Nis is one of the oldest cities in the Balkans and with around 250,000 residents is the third largest in Serbia and the capital of the Nisava District. It is located in southern Serbia, at the crossroads of the most important Balkan and European routes connecting Europe with the Middle East.
In Niš, the main road, which runs from the north via the Morava valley, forks southward via the South Morava-Vardar valley (towards Thessaloniki and Athens), while the east road runs through the Nišava-Marica valley towards Sofia, Istanbul and the Middle East.
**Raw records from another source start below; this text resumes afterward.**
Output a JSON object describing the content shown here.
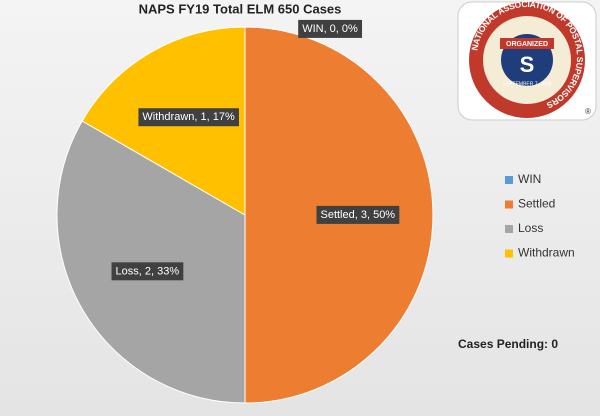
{
  "chart_data": {
    "type": "pie",
    "title": "NAPS FY19 Total ELM 650 Cases",
    "categories": [
      "WIN",
      "Settled",
      "Loss",
      "Withdrawn"
    ],
    "values": [
      0,
      3,
      2,
      1
    ],
    "value_labels": [
      "WIN, 0, 0%",
      "Settled, 3, 50%",
      "Loss, 2, 33%",
      "Withdrawn, 1, 17%"
    ],
    "colors": [
      "#5b9bd5",
      "#ed7d31",
      "#a5a5a5",
      "#ffc000"
    ],
    "legend": "right",
    "annotation": "Cases Pending: 0"
  },
  "logo": {
    "ring_text": "NATIONAL ASSOCIATION OF POSTAL SUPERVISORS",
    "banner": "ORGANIZED",
    "date": "SEPTEMBER 7, 1908"
  }
}
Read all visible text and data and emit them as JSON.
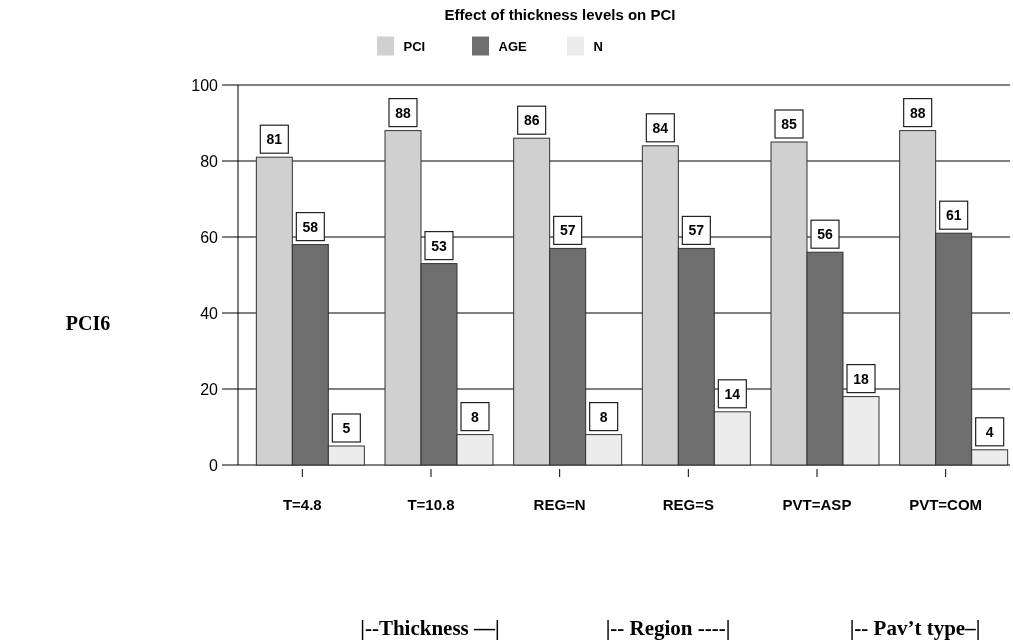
{
  "chart_data": {
    "type": "bar",
    "title": "Effect of thickness levels on PCI",
    "ylabel": "PCI6",
    "categories": [
      "T=4.8",
      "T=10.8",
      "REG=N",
      "REG=S",
      "PVT=ASP",
      "PVT=COM"
    ],
    "series": [
      {
        "name": "PCI",
        "color": "#d0d0d0",
        "values": [
          81,
          88,
          86,
          84,
          85,
          88
        ]
      },
      {
        "name": "AGE",
        "color": "#6e6e6e",
        "values": [
          58,
          53,
          57,
          57,
          56,
          61
        ]
      },
      {
        "name": "N",
        "color": "#ececec",
        "values": [
          5,
          8,
          8,
          14,
          18,
          4
        ]
      }
    ],
    "ylim": [
      0,
      100
    ],
    "yticks": [
      0,
      20,
      40,
      60,
      80,
      100
    ],
    "grid": "y",
    "legend": "top",
    "data_labels": true,
    "annotations": [
      "|--Thickness —|",
      "|-- Region ----|",
      "|-- Pav’t type–|"
    ]
  }
}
In the Roman period, the second road was called the Via militaris, whereas in the Middle Ages it was called the Constantinople Road.
The most important cultural and historical attractions in Niš are the Mediana – a large 4th-century Roman estate; Nis Fortress – the best-preserved Turkish fortress in the central Balkans, built in 1723 and containing the remains of Roman Naissus in its foundations; the Skull Tower (Cele Kula); Cegar, where a monument stands on the site of the battle between Stevan Sindjelic and the Turks; the Monument to the Liberators of Nis – erected in 1937 in memory of the fight for the liberation of Niš; the Red Cross Camp – a Nazi concentration camp; and Bubanj Memorial Park – one of the largest Second World War execution sites in Serbia.
Picnic sites in the surroundings of Nis include the Sicevacka Klisura gorge – a 16 km-long protected natural feature with rare plants and animals; the Jelašnička Klisura gorge – a special 2 km-long nature reserve with waterfalls and rare plants and animals; the Bojanine Vode holiday resort; Kamenicki Vis – a holiday resort with winter sports facilities; andCerjanska Pecina cave, 4 km long, with spacious chambers beautifully decorated in cave formations (stalagmites, stalactites, etc.).